Yaşadığımız yirmi yıl; Cumhuriyet’in kuruluşundan 1950’ye kadar, karar verme mekanizmalarından uzak kalmış, muhafazakârlığın en koyu tabakası, "siyasal İslam" grubunun hızla yükselişine ve bugünlerde de çöküşüne sahne oluyor.
Arada yaşananlar, önce devlet mekanizmasına hâkim olmak, ardından bu hâkimiyetin Gülen cemaati ile rekabete dönüşmesi, iş birliğinin bitmesi ve sonunda, devlet aygıtının eski kalıntıları ile ortak hareket etme dönemleri olarak özetlenebilir. Olanlar, ilginç ve çok yönlü iki döngü halindedir.
1- Devletin demokrasi üstündeki en sert gölgesi olan TSK’nın; önce temizlenmesi, yeniden yapılandırılması, yeni yapının darbeye kalkışması ve son aşamada TSK’nın, devlet aygıtı olmaktan çıkıp, parti aygıtına dönmesi ile tamamlanmıştır.
2- Başkanlık sistemi de hükümetin ve sivil kurumların parlamento etkisinden çıkartılıp tek adama teslimi de siyasal İslam’ın, tekrar kuruluş günlerine dönme hayalidir.
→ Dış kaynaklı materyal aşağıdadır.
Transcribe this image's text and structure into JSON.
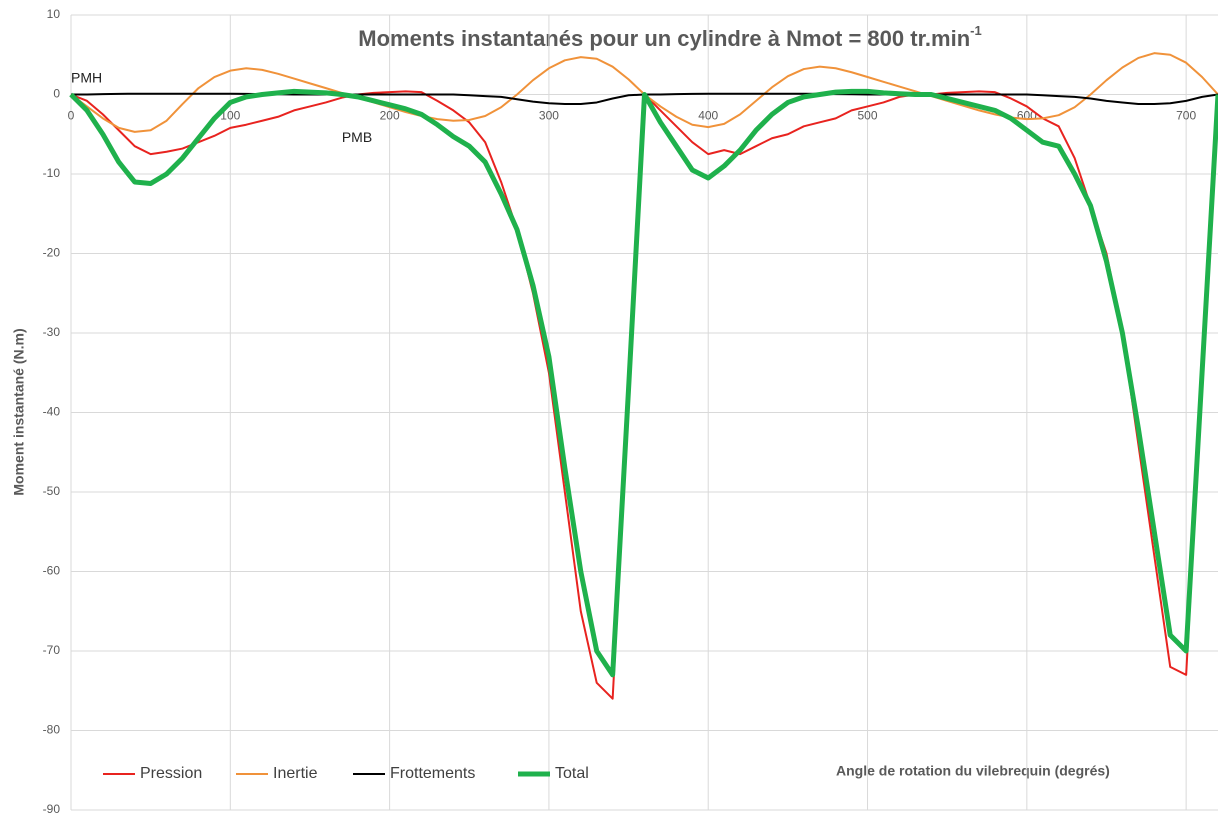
{
  "chart_data": {
    "type": "line",
    "title": "Moments instantanés pour un cylindre à Nmot = 800 tr.min",
    "title_superscript": "-1",
    "xlabel": "Angle de rotation du vilebrequin (degrés)",
    "ylabel": "Moment instantané (N.m)",
    "annotations": [
      {
        "text": "PMH",
        "x": 0,
        "y": 2
      },
      {
        "text": "PMB",
        "x": 170,
        "y": -5.5
      }
    ],
    "x": [
      0,
      10,
      20,
      30,
      40,
      50,
      60,
      70,
      80,
      90,
      100,
      110,
      120,
      130,
      140,
      150,
      160,
      170,
      180,
      190,
      200,
      210,
      220,
      230,
      240,
      250,
      260,
      270,
      280,
      290,
      300,
      310,
      320,
      330,
      340,
      350,
      360,
      370,
      380,
      390,
      400,
      410,
      420,
      430,
      440,
      450,
      460,
      470,
      480,
      490,
      500,
      510,
      520,
      530,
      540,
      550,
      560,
      570,
      580,
      590,
      600,
      610,
      620,
      630,
      640,
      650,
      660,
      670,
      680,
      690,
      700,
      710,
      720
    ],
    "series": [
      {
        "name": "Pression",
        "color": "#e8231f",
        "width": 2,
        "values": [
          0,
          -0.8,
          -2.5,
          -4.5,
          -6.5,
          -7.5,
          -7.2,
          -6.8,
          -6,
          -5.2,
          -4.2,
          -3.8,
          -3.3,
          -2.8,
          -2,
          -1.5,
          -1,
          -0.4,
          0,
          0.2,
          0.3,
          0.4,
          0.3,
          -0.8,
          -2,
          -3.5,
          -6,
          -11,
          -17,
          -25,
          -35,
          -50,
          -65,
          -74,
          -76,
          -38,
          0,
          -2,
          -4,
          -6,
          -7.5,
          -7,
          -7.5,
          -6.5,
          -5.5,
          -5,
          -4,
          -3.5,
          -3,
          -2,
          -1.5,
          -1,
          -0.3,
          0,
          0,
          0.2,
          0.3,
          0.4,
          0.3,
          -0.5,
          -1.5,
          -3,
          -4,
          -8,
          -14,
          -20,
          -30,
          -44,
          -58,
          -72,
          -73,
          -36,
          0
        ]
      },
      {
        "name": "Inertie",
        "color": "#f0923a",
        "width": 2,
        "values": [
          0,
          -1.5,
          -3,
          -4.2,
          -4.7,
          -4.5,
          -3.3,
          -1.2,
          0.8,
          2.2,
          3,
          3.3,
          3.1,
          2.6,
          2,
          1.4,
          0.8,
          0.2,
          -0.4,
          -1,
          -1.6,
          -2.2,
          -2.7,
          -3.1,
          -3.3,
          -3.2,
          -2.7,
          -1.6,
          0,
          1.8,
          3.3,
          4.3,
          4.7,
          4.5,
          3.5,
          1.9,
          0,
          -1.5,
          -2.8,
          -3.8,
          -4.1,
          -3.7,
          -2.5,
          -0.8,
          0.9,
          2.3,
          3.2,
          3.5,
          3.3,
          2.8,
          2.2,
          1.6,
          1,
          0.4,
          -0.2,
          -0.8,
          -1.4,
          -2,
          -2.5,
          -2.9,
          -3.1,
          -3,
          -2.6,
          -1.6,
          0,
          1.8,
          3.4,
          4.6,
          5.2,
          5,
          4,
          2.2,
          0
        ]
      },
      {
        "name": "Frottements",
        "color": "#000000",
        "width": 2,
        "values": [
          0,
          0,
          0.05,
          0.08,
          0.1,
          0.1,
          0.1,
          0.1,
          0.1,
          0.1,
          0.1,
          0.08,
          0.05,
          0.03,
          0,
          0,
          0,
          0,
          0,
          0,
          0,
          0,
          0,
          0,
          0,
          -0.1,
          -0.2,
          -0.3,
          -0.6,
          -0.9,
          -1.1,
          -1.2,
          -1.2,
          -1,
          -0.5,
          -0.1,
          0,
          0,
          0.05,
          0.08,
          0.1,
          0.1,
          0.1,
          0.1,
          0.1,
          0.1,
          0.1,
          0.08,
          0.05,
          0.03,
          0,
          0,
          0,
          0,
          0,
          0,
          0,
          0,
          0,
          0,
          0,
          -0.1,
          -0.2,
          -0.3,
          -0.5,
          -0.8,
          -1,
          -1.2,
          -1.2,
          -1.1,
          -0.8,
          -0.3,
          0
        ]
      },
      {
        "name": "Total",
        "color": "#1fb14c",
        "width": 5,
        "values": [
          0,
          -2,
          -5,
          -8.5,
          -11,
          -11.2,
          -10,
          -8,
          -5.5,
          -3,
          -1,
          -0.3,
          0,
          0.2,
          0.4,
          0.3,
          0.2,
          0,
          -0.3,
          -0.8,
          -1.3,
          -1.8,
          -2.5,
          -3.8,
          -5.3,
          -6.5,
          -8.5,
          -12.5,
          -17,
          -24,
          -33,
          -47,
          -60,
          -70,
          -73,
          -37,
          0,
          -3.5,
          -6.5,
          -9.5,
          -10.5,
          -9,
          -7,
          -4.5,
          -2.5,
          -1,
          -0.3,
          0,
          0.3,
          0.4,
          0.4,
          0.2,
          0.1,
          0,
          0,
          -0.5,
          -1,
          -1.5,
          -2,
          -3,
          -4.5,
          -6,
          -6.5,
          -10,
          -14,
          -21,
          -30,
          -42,
          -55,
          -68,
          -70,
          -35,
          0
        ]
      }
    ],
    "xlim": [
      0,
      720
    ],
    "ylim": [
      -90,
      10
    ],
    "xticks": [
      0,
      100,
      200,
      300,
      400,
      500,
      600,
      700
    ],
    "yticks": [
      10,
      0,
      -10,
      -20,
      -30,
      -40,
      -50,
      -60,
      -70,
      -80,
      -90
    ],
    "grid": true,
    "legend": "lower left"
  }
}
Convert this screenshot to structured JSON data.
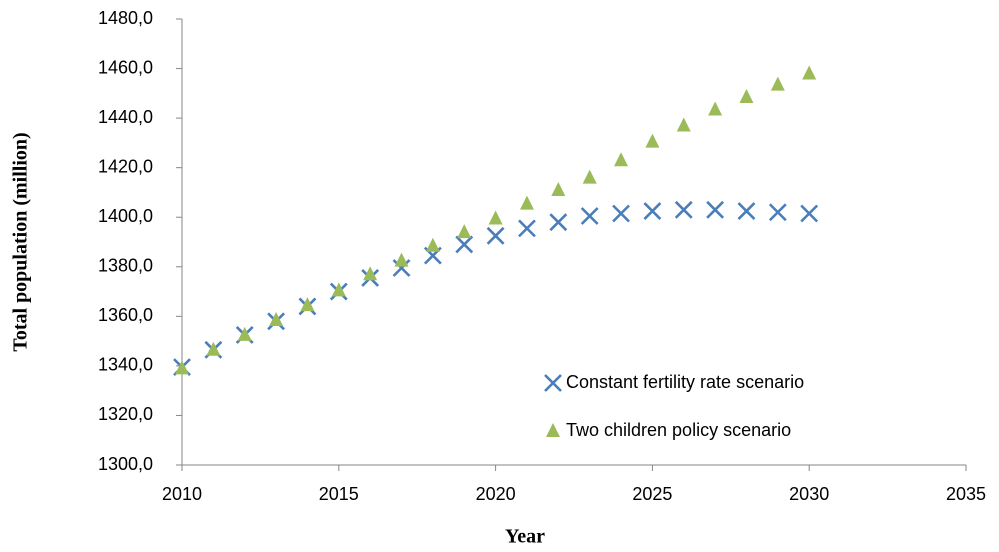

Başa dönersek; siyaset, kurumların yapılanması açısından, tekrar kuruluş döneminin başına dönmüş görünmektedir. Kuruluş döneminde paylaşıma hâkim olan seküler grubun yerine, payını almadığını düşünen siyasal İslam’ın hâkimiyeti eline aldığı bir dönem yaşıyoruz.
Kuruluş, iyi kötü bir devlet mekanizmasının oluşturulduğu; eğitim, yargı, yasal düzen açısından, imparatorluk düzeninden kopup, cumhuriyet sistemine geçiş dönemiydi. Son 20 yıl ise, bunları kendi inancına göre şekillendirmeye çalışıp, yeterli; kültür, bilgi ve insan kaynağına sahip olmayan siyasal İslam’ın ortaya çıkardığı, ne olduğu belirsiz bir sistemle kapanıyor.
Bugün ulaştığımız, tepedeki dar kadro dışında, siyasal İslam grubu çoğunluğunun sürdürülemez bulduğu, sistem sorununun her yönüyle yaşandığı, çöküş noktasıdır. Yalnızca ekonomik durum açısından değil, dağıtımın çarpık sonuçları yüzünden, sosyal verilerde de kontrol dışına çıkma riski taşıdığımız bir noktadır.
En büyük tehlike ise ülkenin siyasal ortamının; hem bölge, hem de dünya için, taşınamaz bir konuma doğru sürüklenmesidir. Atatürk’ün "Yurtta sulh, cihanda sulh" sözü, keşke hayat bayram olsa inceliği taşıyan iyi niyet cümlesi değildir. Türkiye, kendi içindeki sorunları, dünyaya yayma kapasitesine sahip, büyük bir ülkedir.